Homélie du Frère Daniel BOURGEOIS

E

n me retournant, je vis sept chandeliers d'or et au milieu Quelqu'un qui ressemblait à un Fils d'homme, dans sa main droite il tenait sept étoiles".

Je voudrais vous inviter aujourd'hui à méditer sur les sept chandeliers et les sept étoiles dont nous a parlé cette lecture. En effet, ce passage de l'Apocalypse nous paraît assez surprenant, sa symbolique ne nous est pas familière, et pourtant ce texte nous introduit au cœur du mystère de la Résurrection. Jean est prisonnier, il est sans doute à l'île de Pathmos qui était à cette époque un camp de travaux forcés de l'administration des villes d'Asie mineure. Et au milieu de sa captivité, un jour, précisément le Jour du Seigneur, c'est-à-dire un dimanche, il a une vision. Et cette vision est placée en tête du Livre de l'Apocalypse comme pour nous dire que tout ce qui va être dit et développé dans ce Livre est comme pré-contenu dans cette vision.

       Cette première vision qui ouvre le Livre de l'Apocalypse contient donc tout le reste, et c'est pourquoi elle est si importante. Lorsque nous pensons Apocalypse, nous pensons "malheur", "fin du monde", "Nostradamus". En fait, lorsque nous pensons Apocalypse, nous devrions d'abord penser à cette vision qui est le point de départ de ce que Jean veut nous dire dans ce livre. De cette vision qui a lieu le Jour du Seigneur, c'est la vision du Christ ressuscité et vous avez remarqué comment est bâtie cette vision: Jean entend une voix, c'est la parole du salut qui retentit à travers tout l'univers. Entendant la voix, il se retourne et que voit-il ? D'abord les chandeliers, ce qui est assez curieux. Si je me mettais au milieu des six chandeliers qui entourent l'autel, je pense que vous me regarderiez d'abord avant de faire attention aux chandeliers. Or, dans sa vision, Jean voit d'abord les chandeliers d'or. Et seulement après, au milieu des chandeliers, "comme un Fils d'homme". Dans cette description "flamboyante", cet Homme vêtu d'or et de vêtements resplendissants, est au milieu des chandeliers, et, dernier détail, Il tient dans sa main sept étoiles, le nombre des chandeliers. Que signifie tout cela ?
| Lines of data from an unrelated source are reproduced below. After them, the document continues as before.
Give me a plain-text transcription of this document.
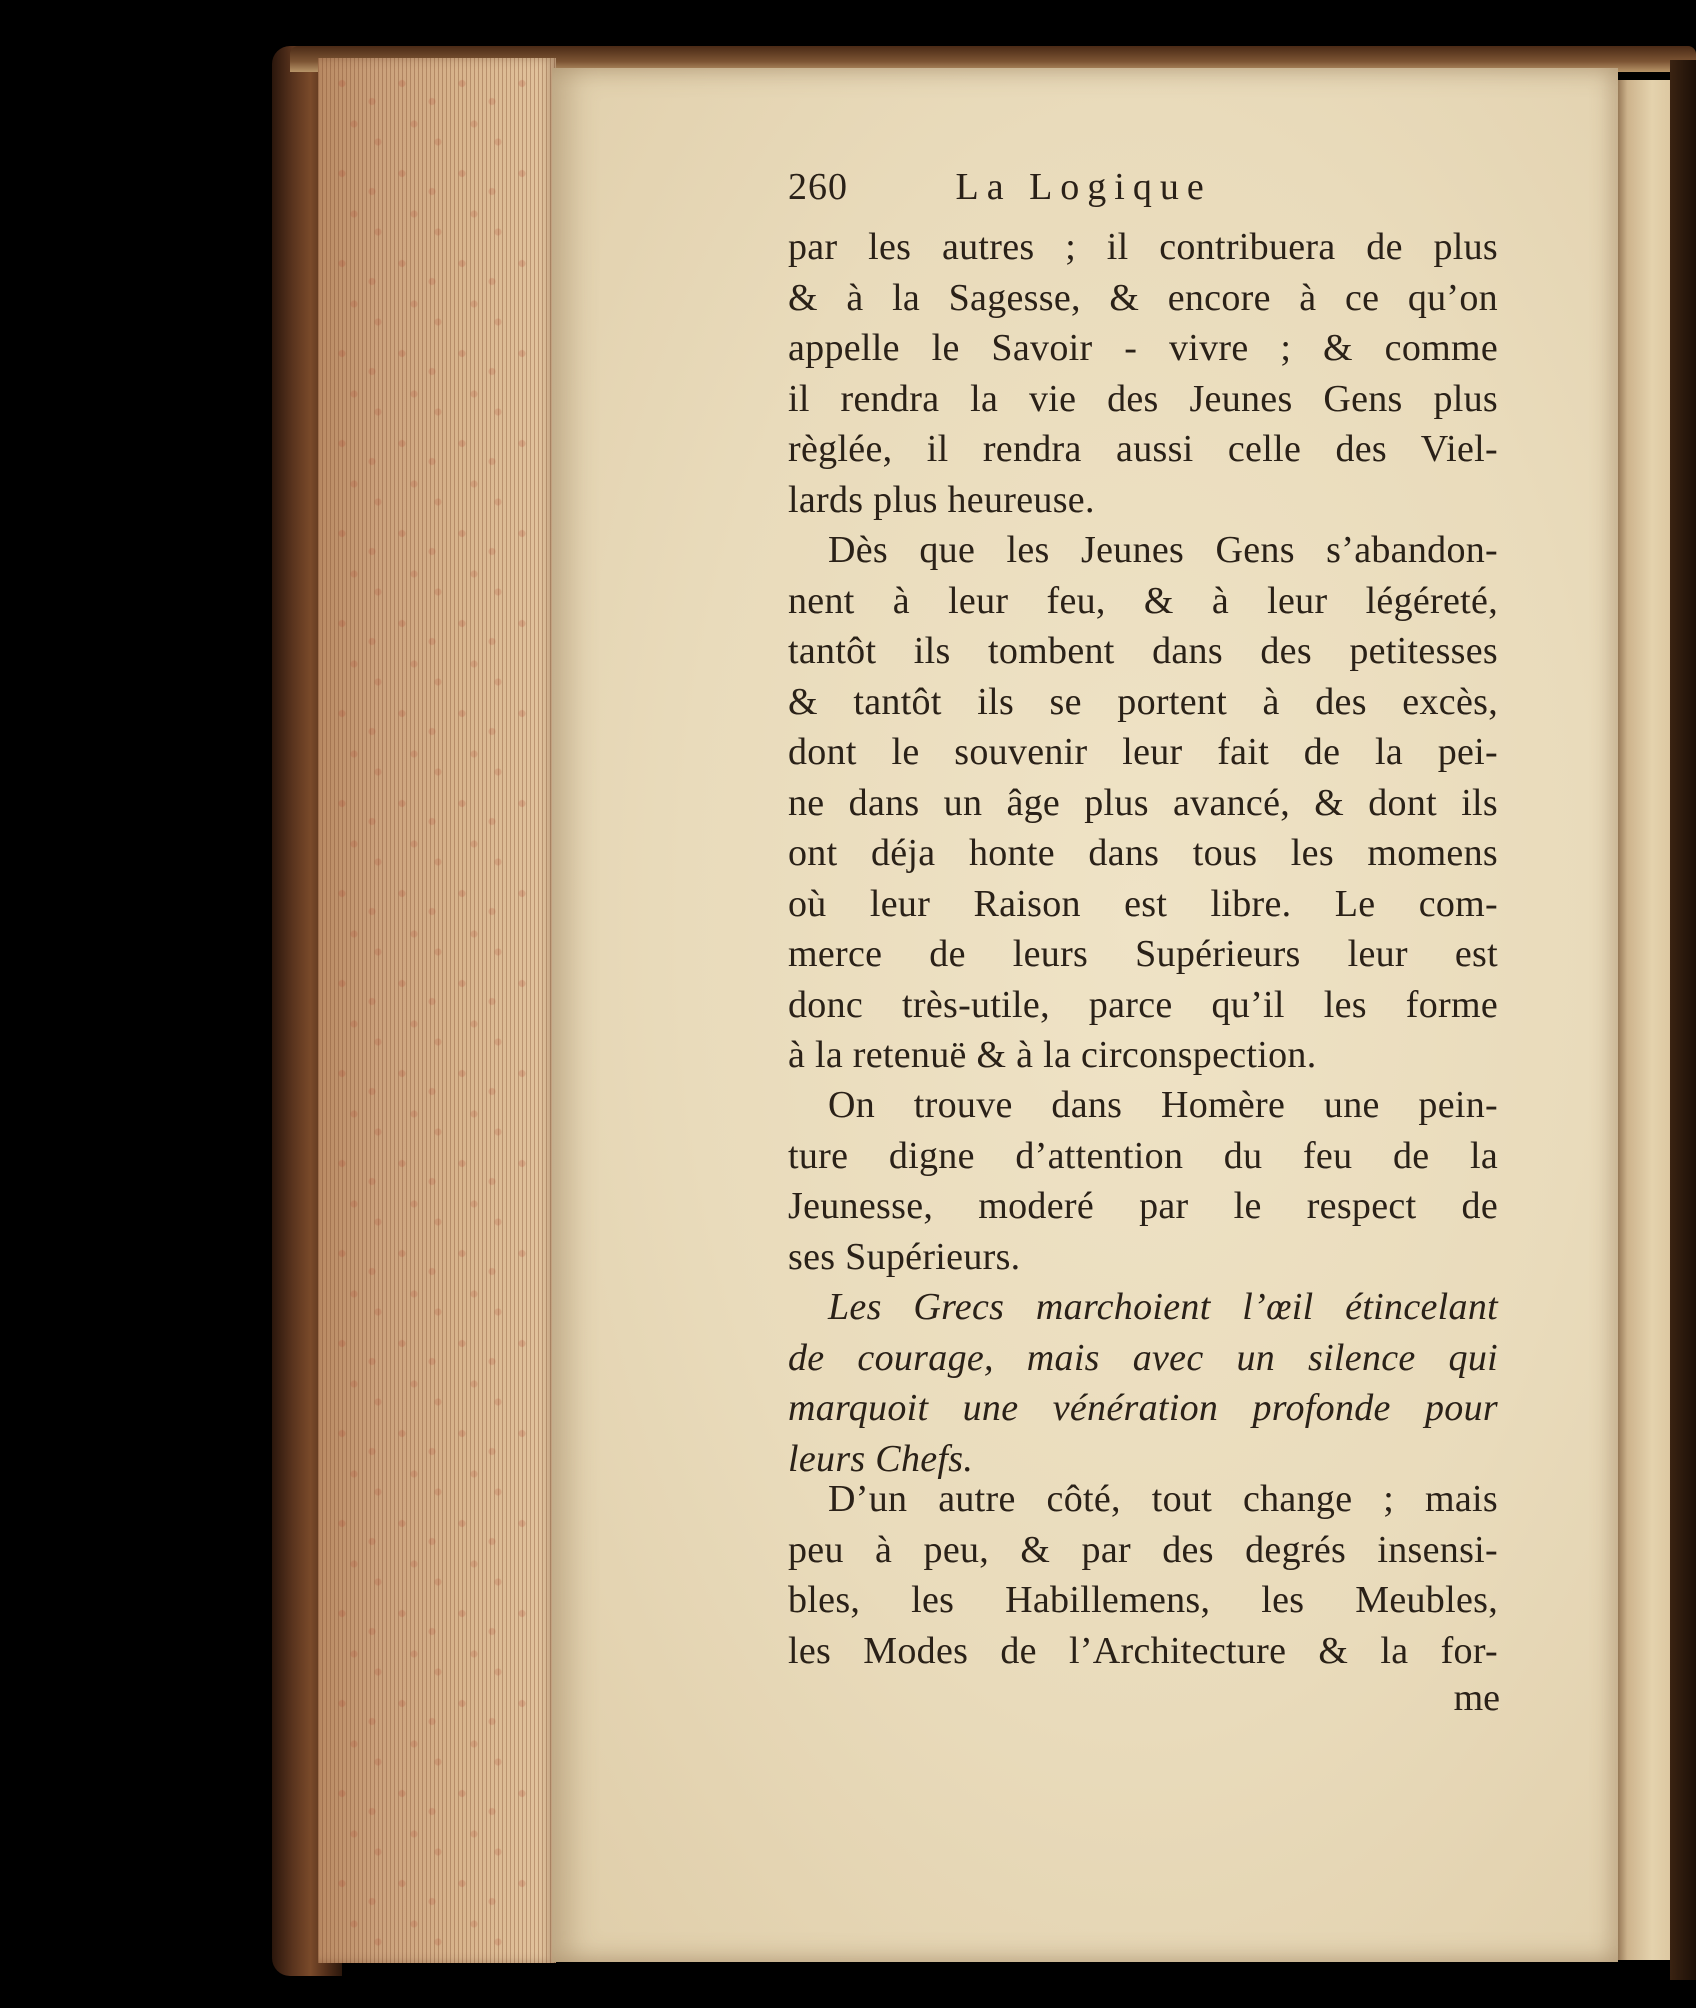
260	La Logique
par les autres ; il contribuera de plus
& à la Sagesse, & encore à ce qu’on
appelle le Savoir - vivre ; & comme
il rendra la vie des Jeunes Gens plus
règlée, il rendra aussi celle des Viel-
lards plus heureuse.
Dès que les Jeunes Gens s’abandon-
nent à leur feu, & à leur légéreté,
tantôt ils tombent dans des petitesses
& tantôt ils se portent à des excès,
dont le souvenir leur fait de la pei-
ne dans un âge plus avancé, & dont ils
ont déja honte dans tous les momens
où leur Raison est libre. Le com-
merce de leurs Supérieurs leur est
donc très-utile, parce qu’il les forme
à la retenuë & à la circonspection.
On trouve dans Homère une pein-
ture digne d’attention du feu de la
Jeunesse, moderé par le respect de
ses Supérieurs.
Les Grecs marchoient l’œil étincelant
de courage, mais avec un silence qui
marquoit une vénération profonde pour
leurs Chefs.
D’un autre côté, tout change ; mais
peu à peu, & par des degrés insensi-
bles, les Habillemens, les Meubles,
les Modes de l’Architecture & la for-
me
       D'abord, il s'agit d'une apparition du Christ ressuscité. Et c'est pour ça que nous le lisons dans l'octave pascale, puisqu'il s'agit vraiment d'un récit, d'un témoignage que Jean, dans son épreuve et sa captivité, nous a donné une fois encore du Christ Seigneur ressuscité. Mais cette apparition a lieu au milieu des chandeliers d'or et le Christ porte en sa main sept étoiles. Or, dans les apparitions classiques que nous lisons à la fin des évangiles, le Christ apparaît au milieu de ses disciples. Et lorsque le Christ apparaît au milieu de ses disciples, il y a d'abord les disciples et, tout à coup, le Christ au milieu des disciples. Ici, dans cette vision, ce ne sont plus les disciples, ce sont les chandeliers d'or dont la fin du texte nous qu'ils sont les sept Églises.

       Le lieu naturel de la présence du Ressuscité au milieu du monde, c'est l'Église. Les sept chandeliers, c'est leur différence avec les étoiles, ont littéralement "les pieds sur terre". C'est nécessaire pour être un chandelier d'être posé par terre, c'est même la différence qu'il a avec les appliques ou les luminaires de plafond. Les chandeliers, c'est de la lumière, (et ici, non seulement ils portent la lumière, mais c'est de la matière lumineuse, c'est de l'or), mais de la lumière enracinée dans la terre. Et le Christ, pour apparaître à Jean, apparaît au milieu des sept chandeliers c'est-à-dire au milieu de l'Église en tant qu'elle est porte lumière du Christ. Car ces chandeliers forment la couronne autour du Christ ressuscité comme si, d'une certaine manière, toute la lumière qu'ils vont porter leur venait de Celui qui est la lumière même, du Christ ressuscité.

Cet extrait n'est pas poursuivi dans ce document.